A mouse model for human autism is contrived at best.

The cynic in me feels that some researchers are running out of ideas. The only experimental apparatus are poor knockout mice.

Arguably an analogy is trying to fix a compiled binary with a hex editor and replacing all your 0x11s with 0x0a. Then claiming the segfault is a good model of how another binary crashes (due to a null pointer exception or whatever really).

corodra|6 years ago

Oh my shit, they don't claim to have an answer. They have a direction. Not an answer. There's a very large difference. The entire language in this is extremely aware and careful that they don't have a cure. Quit acting like this is a CNN article saying "Scientists cured all disease because of a 2 person study". They have some survey based evidence that it happens in humans too.
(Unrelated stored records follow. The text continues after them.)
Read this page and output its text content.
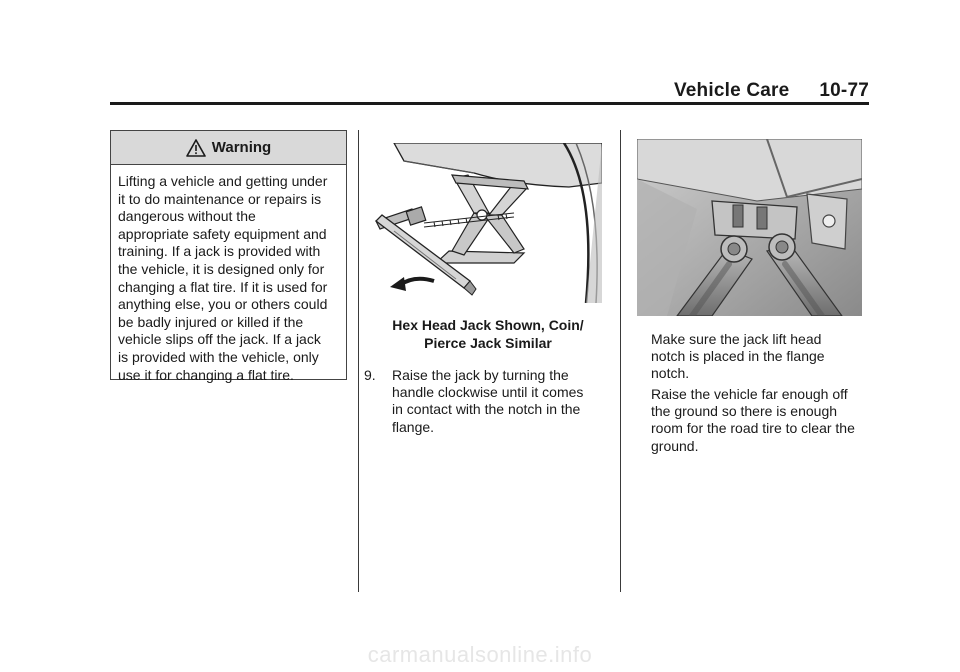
Vehicle Care 10-77
Warning
Lifting a vehicle and getting under
it to do maintenance or repairs is
dangerous without the
appropriate safety equipment and
training. If a jack is provided with
the vehicle, it is designed only for
changing a flat tire. If it is used for
anything else, you or others could
be badly injured or killed if the
vehicle slips off the jack. If a jack
is provided with the vehicle, only
use it for changing a flat tire.
Hex Head Jack Shown, Coin/
Pierce Jack Similar
9.	Raise the jack by turning the
handle clockwise until it comes
in contact with the notch in the
flange.
Make sure the jack lift head
notch is placed in the flange
notch.
Raise the vehicle far enough off
the ground so there is enough
room for the road tire to clear the
ground.
carmanualsonline.info
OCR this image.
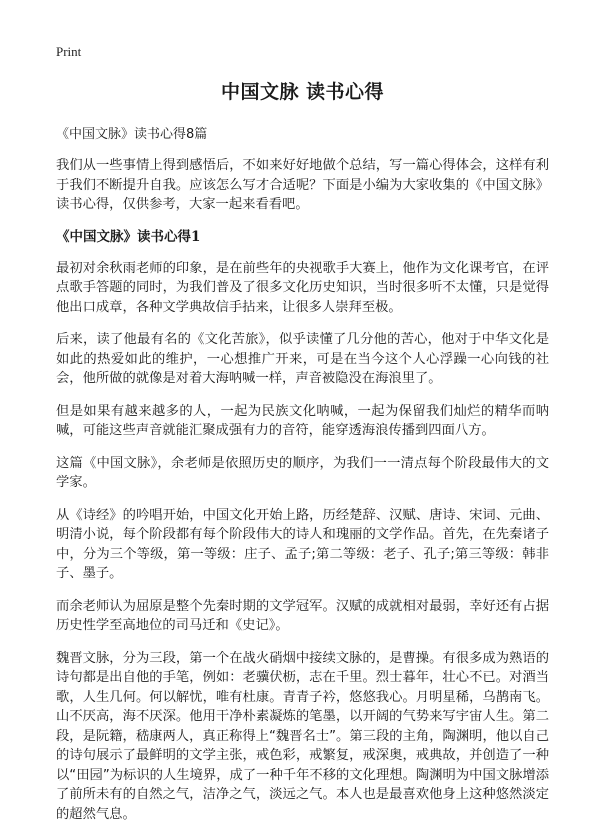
Print
中国文脉 读书心得
《中国文脉》读书心得8篇

我们从一些事情上得到感悟后，不如来好好地做个总结，写一篇心得体会，这样有利于我们不断提升自我。应该怎么写才合适呢？下面是小编为大家收集的《中国文脉》读书心得，仅供参考，大家一起来看看吧。

《中国文脉》读书心得1

最初对余秋雨老师的印象，是在前些年的央视歌手大赛上，他作为文化课考官，在评点歌手答题的同时，为我们普及了很多文化历史知识，当时很多听不太懂，只是觉得他出口成章，各种文学典故信手拈来，让很多人崇拜至极。

后来，读了他最有名的《文化苦旅》，似乎读懂了几分他的苦心，他对于中华文化是如此的热爱如此的维护，一心想推广开来，可是在当今这个人心浮躁一心向钱的社会，他所做的就像是对着大海呐喊一样，声音被隐没在海浪里了。

但是如果有越来越多的人，一起为民族文化呐喊，一起为保留我们灿烂的精华而呐喊，可能这些声音就能汇聚成强有力的音符，能穿透海浪传播到四面八方。

这篇《中国文脉》，余老师是依照历史的顺序，为我们一一清点每个阶段最伟大的文学家。

从《诗经》的吟唱开始，中国文化开始上路，历经楚辞、汉赋、唐诗、宋词、元曲、明清小说，每个阶段都有每个阶段伟大的诗人和瑰丽的文学作品。首先，在先秦诸子中，分为三个等级，第一等级：庄子、孟子;第二等级：老子、孔子;第三等级：韩非子、墨子。

而余老师认为屈原是整个先秦时期的文学冠军。汉赋的成就相对最弱，幸好还有占据历史性学至高地位的司马迁和《史记》。

魏晋文脉，分为三段，第一个在战火硝烟中接续文脉的，是曹操。有很多成为熟语的诗句都是出自他的手笔，例如：老骥伏枥，志在千里。烈士暮年，壮心不已。对酒当歌，人生几何。何以解忧，唯有杜康。青青子衿，悠悠我心。月明星稀，乌鹊南飞。山不厌高，海不厌深。他用干净朴素凝炼的笔墨，以开阔的气势来写宇宙人生。第二段，是阮籍，嵇康两人，真正称得上“魏晋名士”。第三段的主角，陶渊明，他以自己的诗句展示了最鲜明的文学主张，戒色彩，戒繁复，戒深奥，戒典故，并创造了一种以“田园”为标识的人生境界，成了一种千年不移的文化理想。陶渊明为中国文脉增添了前所未有的自然之气，洁净之气，淡远之气。本人也是最喜欢他身上这种悠然淡定的超然气息。
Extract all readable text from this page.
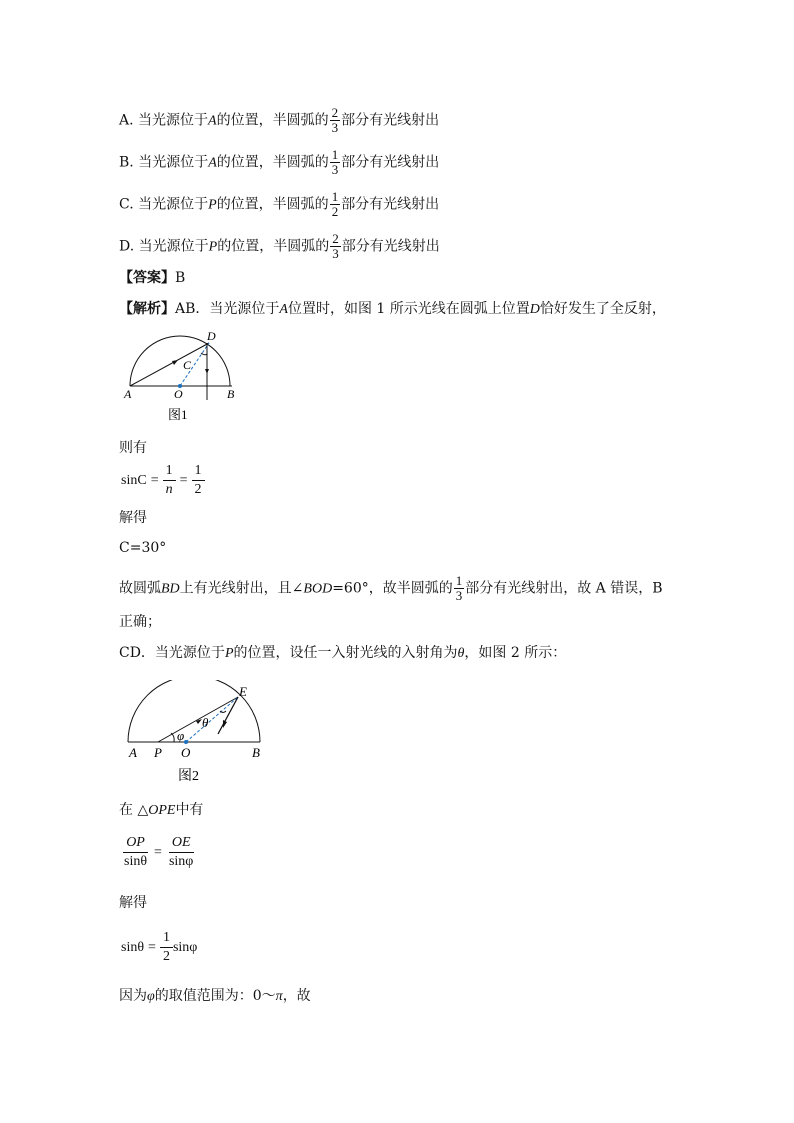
A. 当光源位于A的位置，半圆弧的 $\frac{2}{3}$ 部分有光线射出
B. 当光源位于A的位置，半圆弧的 $\frac{1}{3}$ 部分有光线射出
C. 当光源位于P的位置，半圆弧的 $\frac{1}{2}$ 部分有光线射出
D. 当光源位于P的位置，半圆弧的 $\frac{2}{3}$ 部分有光线射出
【答案】B
【解析】AB．当光源位于A位置时，如图 1 所示光线在圆弧上位置D恰好发生了全反射，
D
C
A	O	B
图1
则有
$\sin C = \frac{1}{n} = \frac{1}{2}$
解得
C=30°
故圆弧BD上有光线射出，且∠BOD=60°，故半圆弧的 $\frac{1}{3}$ 部分有光线射出，故 A 错误，B
正确；
CD．当光源位于P的位置，设任一入射光线的入射角为θ，如图 2 所示：
E
θ
φ
A P O	B
图2
在 △OPE中有
$\frac{OP}{\sin\theta} = \frac{OE}{\sin\varphi}$
解得
$\sin\theta = \frac{1}{2}$ sinφ
因为φ的取值范围为：0～π，故
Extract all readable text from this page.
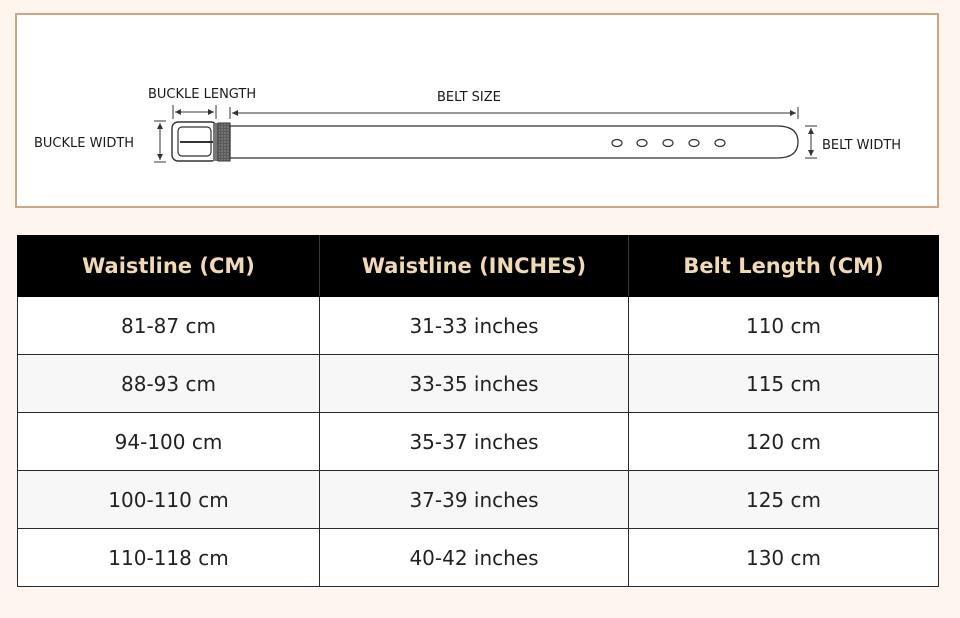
BUCKLE LENGTH	BELT SIZE
BUCKLE WIDTH	BELT WIDTH
Waistline (CM)	Waistline (INCHES)	Belt Length (CM)
81-87 cm	31-33 inches	110 cm
88-93 cm	33-35 inches	115 cm
94-100 cm	35-37 inches	120 cm
100-110 cm	37-39 inches	125 cm
110-118 cm	40-42 inches	130 cm
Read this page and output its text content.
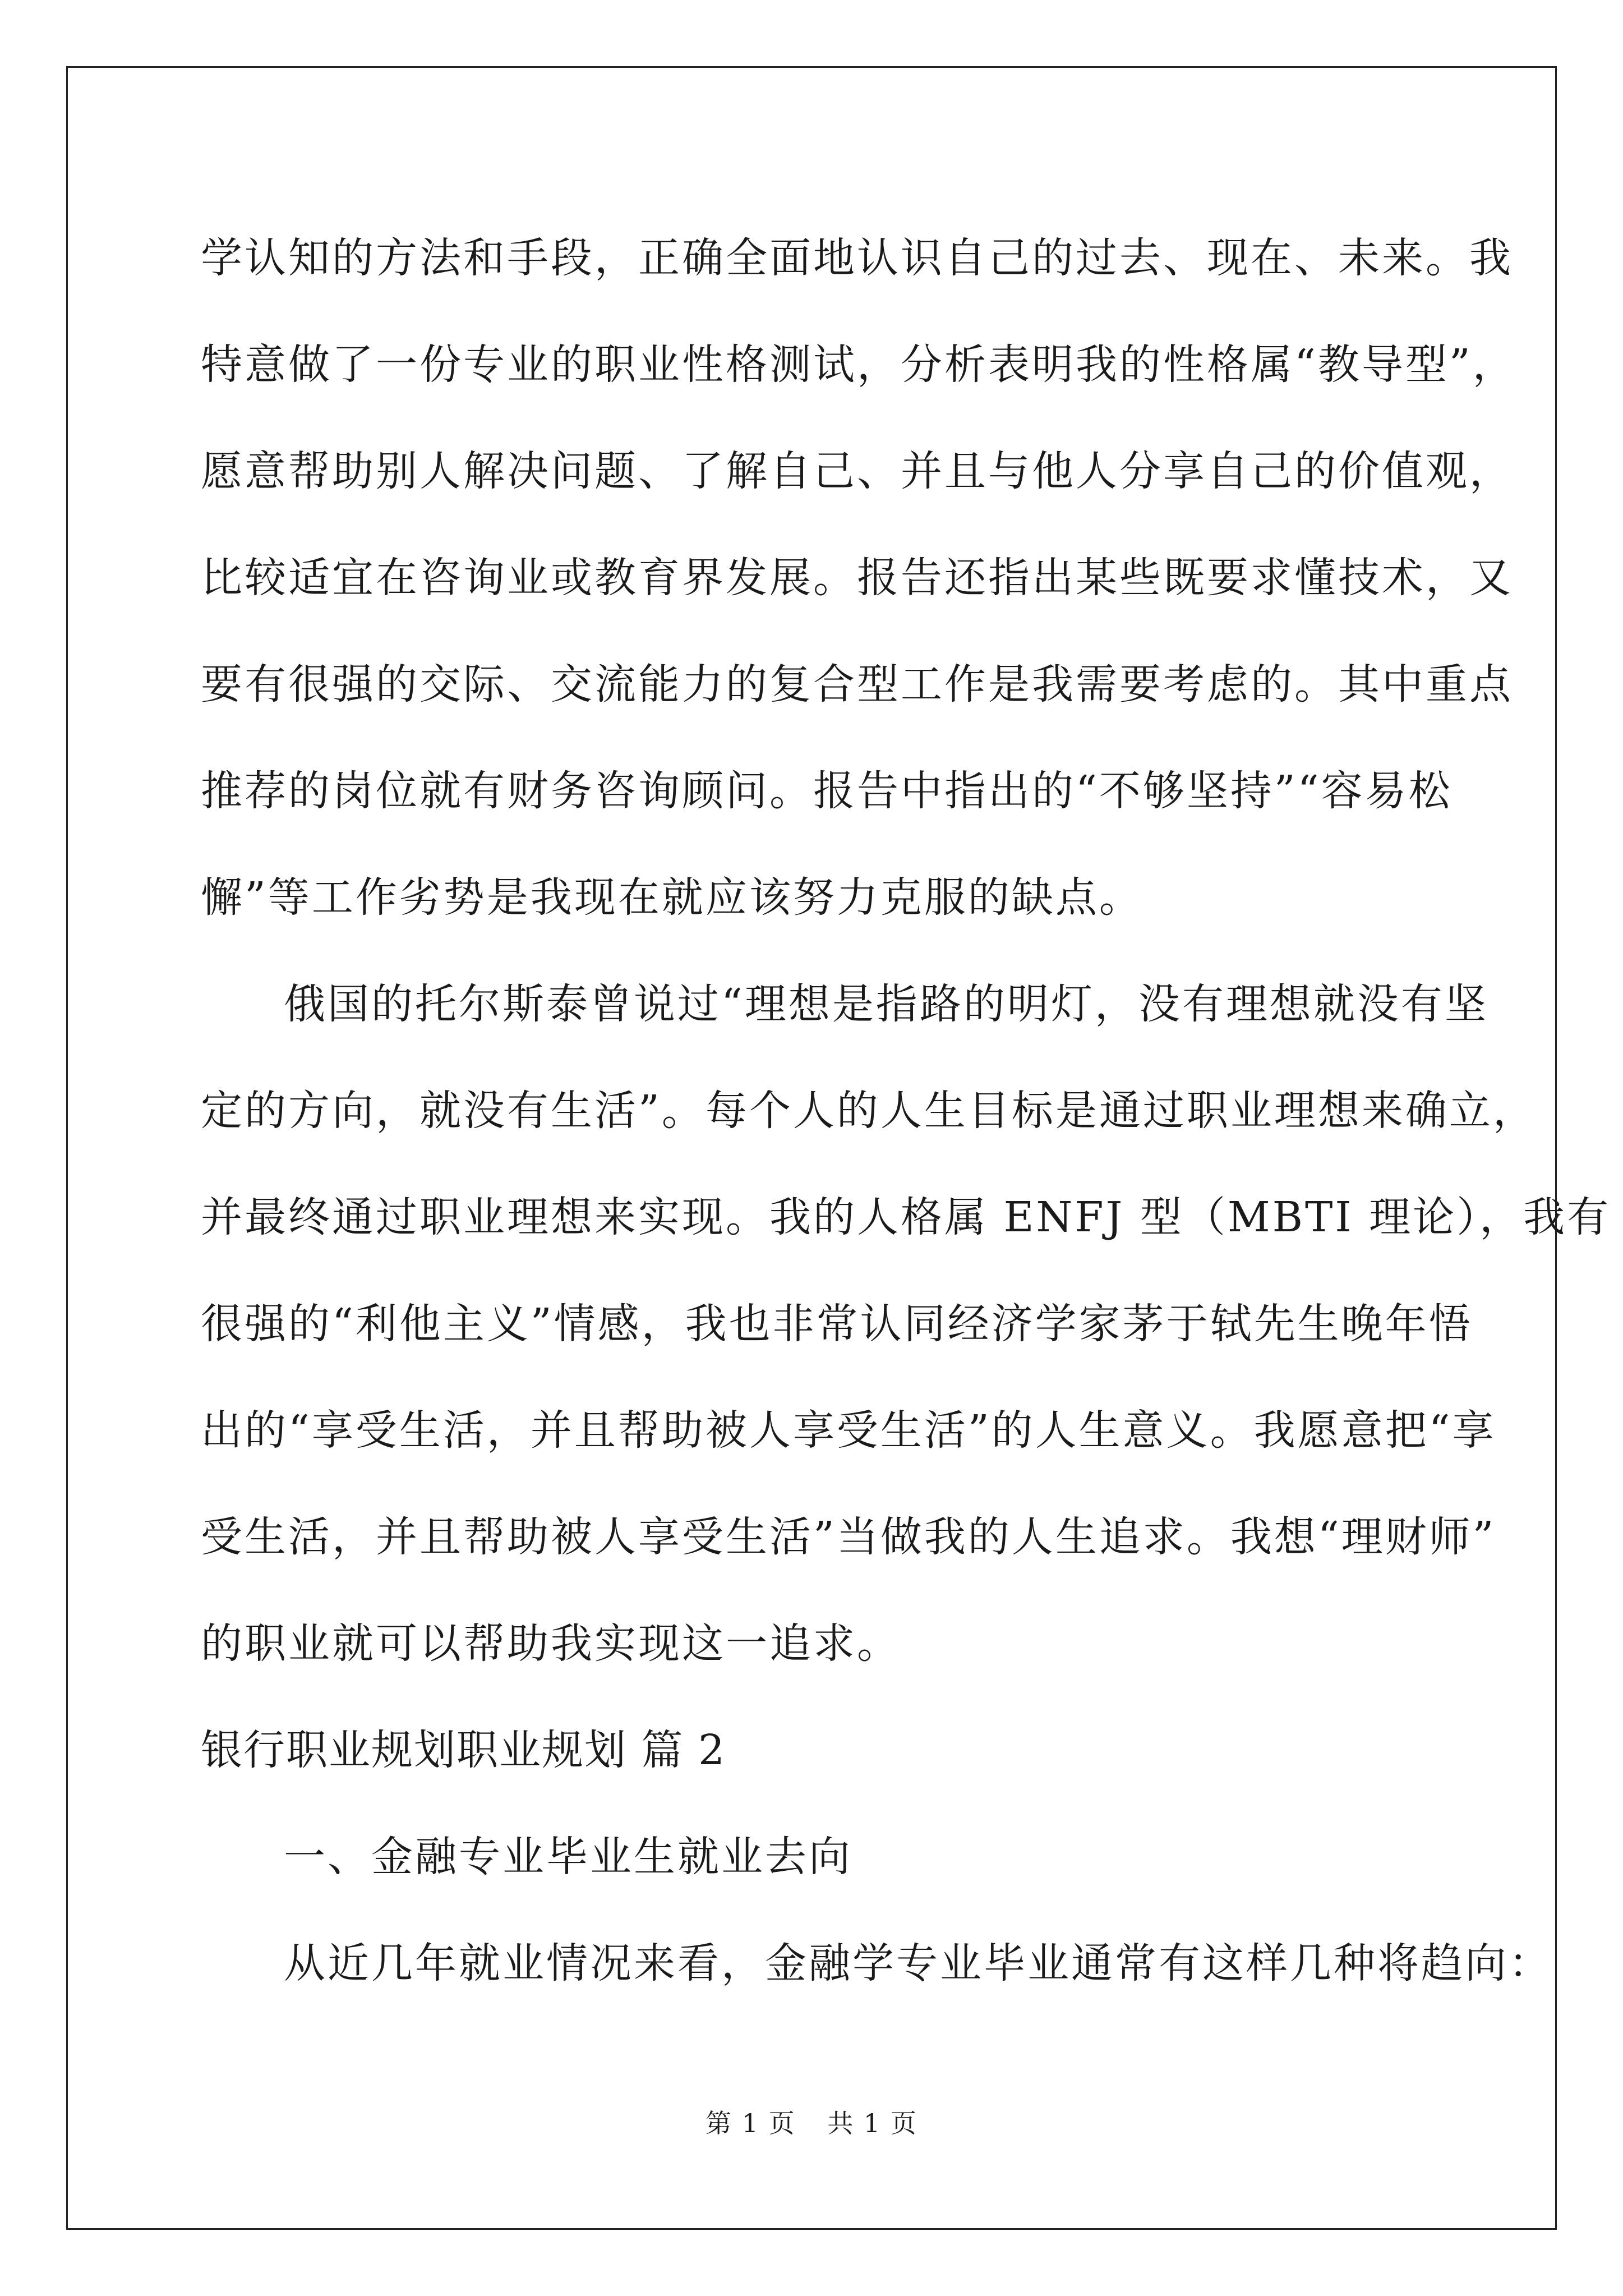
学认知的方法和手段，正确全面地认识自己的过去、现在、未来。我
特意做了一份专业的职业性格测试，分析表明我的性格属“教导型”，
愿意帮助别人解决问题、了解自己、并且与他人分享自己的价值观，
比较适宜在咨询业或教育界发展。报告还指出某些既要求懂技术，又
要有很强的交际、交流能力的复合型工作是我需要考虑的。其中重点
推荐的岗位就有财务咨询顾问。报告中指出的“不够坚持”“容易松
懈”等工作劣势是我现在就应该努力克服的缺点。
俄国的托尔斯泰曾说过“理想是指路的明灯，没有理想就没有坚
定的方向，就没有生活”。每个人的人生目标是通过职业理想来确立，
并最终通过职业理想来实现。我的人格属 ENFJ 型（MBTI 理论），我有
很强的“利他主义”情感，我也非常认同经济学家茅于轼先生晚年悟
出的“享受生活，并且帮助被人享受生活”的人生意义。我愿意把“享
受生活，并且帮助被人享受生活”当做我的人生追求。我想“理财师”
的职业就可以帮助我实现这一追求。
银行职业规划职业规划 篇 2
一、金融专业毕业生就业去向
从近几年就业情况来看，金融学专业毕业通常有这样几种将趋向：
第 1 页 共 1 页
With a potential replication in mice, they feel confident it's an avenue worth pursuing. No one is holding their breath. It's an interesting study, with interesting line of evidence thought that they think is worth seeing if completely true. That's it, don't make it out to more than that. They share this information so other people can be enlightened to the idea and with professionals who are actually apart of the field help poke actual holes in the issues or offer other ideas to help guide it further. Not just "Ugh, you used mice, like, it's totally not gonna work man because it's like this one programming bug I once had."

turndown|6 years ago

IMO this isn't really relevant to the discussion; none of us here, nor the article itself imply that the mouse model is directly translatable, or that this is a cure instead of an interesting finding.